Cloudflare Workers: The Zero-Cost Magic

The deployment configuration is remarkably simple:

name = "albertbf-blog"
main = "src/index.ts"
compatibility_date = "2024-01-01"

[build]
command = "bun run build"

[assets]
directory = "./dist"

[vars]
ENVIRONMENT = "production"

[env.production]
routes = [
  { pattern = "albertbf.com/*", custom_domain = true }
]

# For local development
[env.development]
vars = { ENVIRONMENT = "development" }

Cloudflare's free tier includes:

  • 100,000 requests per day (Does not include static Assets)
  • Unlimited bandwidth
  • Global CDN distribution
  • Automatic SSL certificates

For a personal blog, this is more than sufficient—and it costs exactly $0.

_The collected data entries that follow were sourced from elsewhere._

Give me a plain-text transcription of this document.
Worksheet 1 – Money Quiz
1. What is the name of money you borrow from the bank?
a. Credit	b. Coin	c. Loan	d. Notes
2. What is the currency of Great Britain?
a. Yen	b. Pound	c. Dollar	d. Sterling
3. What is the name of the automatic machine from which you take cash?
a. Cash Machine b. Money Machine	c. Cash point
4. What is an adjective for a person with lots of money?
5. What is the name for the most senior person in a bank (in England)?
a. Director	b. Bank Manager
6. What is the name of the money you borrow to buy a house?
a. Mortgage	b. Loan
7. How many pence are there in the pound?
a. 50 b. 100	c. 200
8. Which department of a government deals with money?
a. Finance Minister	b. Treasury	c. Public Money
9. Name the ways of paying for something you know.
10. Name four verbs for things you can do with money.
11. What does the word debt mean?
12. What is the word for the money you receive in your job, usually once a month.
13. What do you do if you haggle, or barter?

The Build Process: Optimized for Simplicity

The entire build system is a single JavaScript file that:

  1. Parses Markdown files with frontmatter support
  2. Generates optimized HTML with syntax highlighting
  3. Creates a search index for client-side search
  4. Inlines critical CSS to eliminate render-blocking resources
async function build() {
  const styles = await readFile(STYLES_PATH, 'utf-8');
  const templates = await loadTemplates();
  
  const markdownFiles = await findMarkdownFiles(ARTICLES_DIR);
  const articles = await Promise.all(
    markdownFiles.map(file => parseMarkdownFile(file))
  );
  
  // Generate individual article pages
  for (const article of articles) {
    const html = generateArticleHTML(article, templates, styles);
    await writeFile(outputPath, html);
  }
  
  // Generate index, projects, and search index
  await generateIndexPage(articles, templates, styles);
  await generateSearchIndex(articles);
}

Security Through Simplicity

Static sites are inherently secure because:

  • No server-side code execution - Nothing to exploit
  • No database - No SQL injection possible
  • No user input processing - No XSS vulnerabilities
  • No authentication - No sessions to hijack

I still implement security headers for defense in depth:

app.use('*', async (c, next) => {
  const csp = [
    "default-src 'self'",
    "script-src 'self' 'unsafe-inline'",
    "style-src 'self' 'unsafe-inline'",
    "object-src 'none'",
    "frame-ancestors 'none'"
  ].join('; ');
  
  c.header('Content-Security-Policy', csp);
  c.header('X-Frame-Options', 'DENY');
  c.header('Strict-Transport-Security', 'max-age=63072000');
});

Zero Dependencies Philosophy

The blog runs with minimal runtime dependencies:

  • No React, Vue, or Angular
  • No jQuery or lodash
  • No CSS frameworks
  • Just vanilla JavaScript and CSS

This results in:

  • Tiny bundle sizes
  • No security vulnerabilities from dependencies
  • No breaking changes from framework updates
  • Complete control over every line of code

The Result: Blazing Fast, Completely Free

The architecture delivers:

  • Page loads under 200ms globally
  • Perfect Lighthouse scores across all metrics
  • Zero monthly costs regardless of traffic
  • Minimal maintenance - just write and deploy

Conclusion

Building a zero-cost blog doesn't mean compromising on performance or features. By embracing simplicity, leveraging modern edge computing, and focusing on static generation, you can create a blog that's faster than most commercial solutions—for free.

The entire source code is open source and available on GitHub. Feel free to fork it and create your own zero-cost blog!